"If anyone of you is without sin, let him be the first to throw a stone at her."
This comes from a passage in the book of John, New Testament. The woman was caught in adultery, nakikiapid, and the religious leaders of that time dragged her to Jesus.
Old times, modern times, anytime. People can be dragged into adulterous relationships. The reason? Too many to mention. "Baka nabola yung tao, sabi walang asawa," "Alam naman nila ginagawa nila pero ginagawa pa rin" or "Baka pinilit at binubugbog kaya hindi makaalis!" Across ages, from the young to the old, many are tempted or lured.

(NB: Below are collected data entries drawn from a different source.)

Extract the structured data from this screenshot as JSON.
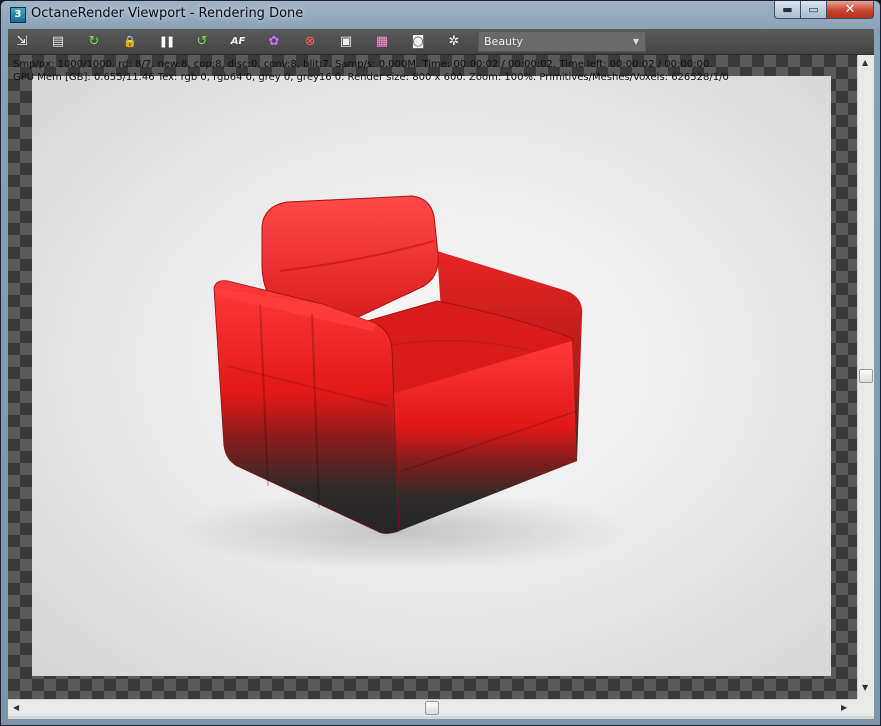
{
  "window": {
    "app_icon_text": "3",
    "title": "OctaneRender Viewport - Rendering Done",
    "minimize_glyph": "▬",
    "maximize_glyph": "▭",
    "close_glyph": "✕"
  },
  "toolbar": {
    "icons": [
      {
        "name": "send-scene-icon",
        "glyph": "⇲",
        "color": "#f0f0f0"
      },
      {
        "name": "save-image-icon",
        "glyph": "▤",
        "color": "#e0e0e0"
      },
      {
        "name": "restart-render-icon",
        "glyph": "↻",
        "color": "#7ddc4a"
      },
      {
        "name": "lock-icon",
        "glyph": "🔒",
        "color": "#f0f0f0"
      },
      {
        "name": "pause-icon",
        "glyph": "❚❚",
        "color": "#ffffff"
      },
      {
        "name": "refresh-icon",
        "glyph": "↺",
        "color": "#7ddc4a"
      },
      {
        "name": "autofocus-icon",
        "glyph": "AF",
        "color": "#f0f0f0"
      },
      {
        "name": "color-picker-icon",
        "glyph": "✿",
        "color": "#d06cff"
      },
      {
        "name": "material-picker-icon",
        "glyph": "⊗",
        "color": "#ff5a5a"
      },
      {
        "name": "region-render-icon",
        "glyph": "▣",
        "color": "#f0f0f0"
      },
      {
        "name": "film-settings-icon",
        "glyph": "▦",
        "color": "#ff8fd6"
      },
      {
        "name": "camera-icon",
        "glyph": "◙",
        "color": "#f0f0f0"
      },
      {
        "name": "settings-icon",
        "glyph": "✲",
        "color": "#f0f0f0"
      }
    ],
    "pass_select": {
      "value": "Beauty",
      "arrow": "▼"
    }
  },
  "stats": {
    "line1": "Smp/px: 1000/1000.   rd: 8/7.   new:8, cop:8, disc:0, conv:8, blit:7.   Samp/s: 0.000M.   Time: 00:00:02 / 00:00:02.   Time left: 00:00:02 / 00:00:00.",
    "line2": "GPU Mem [GB]: 0.655/11.46   Tex: rgb 0, rgb64 0, grey 0, grey16 0.   Render size: 800 x 600.   Zoom: 100%.   Primitives/Meshes/Voxels: 626528/1/0"
  },
  "render": {
    "subject": "red leather armchair",
    "chair_red": "#e02020",
    "fade_color": "#262626"
  },
  "scrollbars": {
    "up": "▲",
    "down": "▼",
    "left": "◀",
    "right": "▶",
    "vertical_position": 0.52,
    "horizontal_position": 0.5
  }
}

In Jesus' time, the community stones the woman to death. Modern times, in Philippine society, the stone usually comes in the form of spite, hatred, degradation. The adulterous woman today could be physically alive but dead inside. If the adulterous person was a man, it will not be stones but praises, both outright and subtle.

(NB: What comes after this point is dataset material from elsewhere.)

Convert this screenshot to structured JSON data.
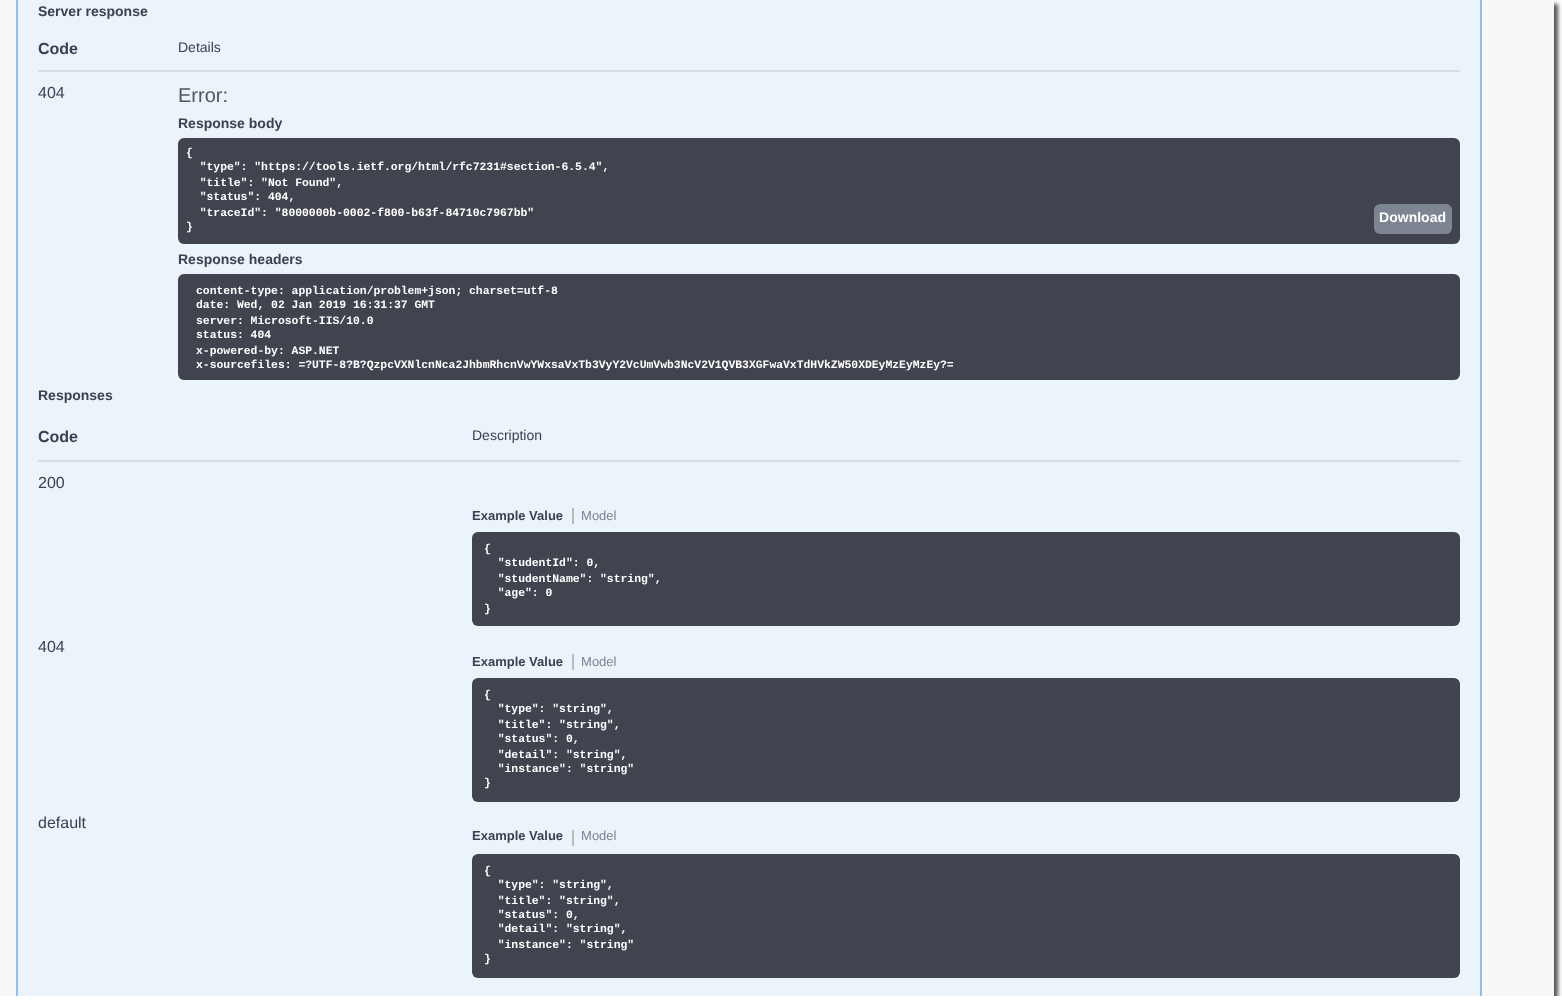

So Jesus could have been the first feminist. He was on the side of the woman. In Jewish society at that time where men had the privilege, Jesus stood firm to protect women from discrimination.
"At this, those who heard began to go away one at a time, the older ones first, until only Jesus was left with the woman still standing there. Jesus straightened up and asked her, "Woman, where are they? Has no one condemned you?"
"No one, sir," she said.
"Then neither do I condemn you," Jesus declared. "Go now and leave your life of sin."
Saved from the stoning, the woman gains a new life, and a command to empower herself, to leave the relationship and move on.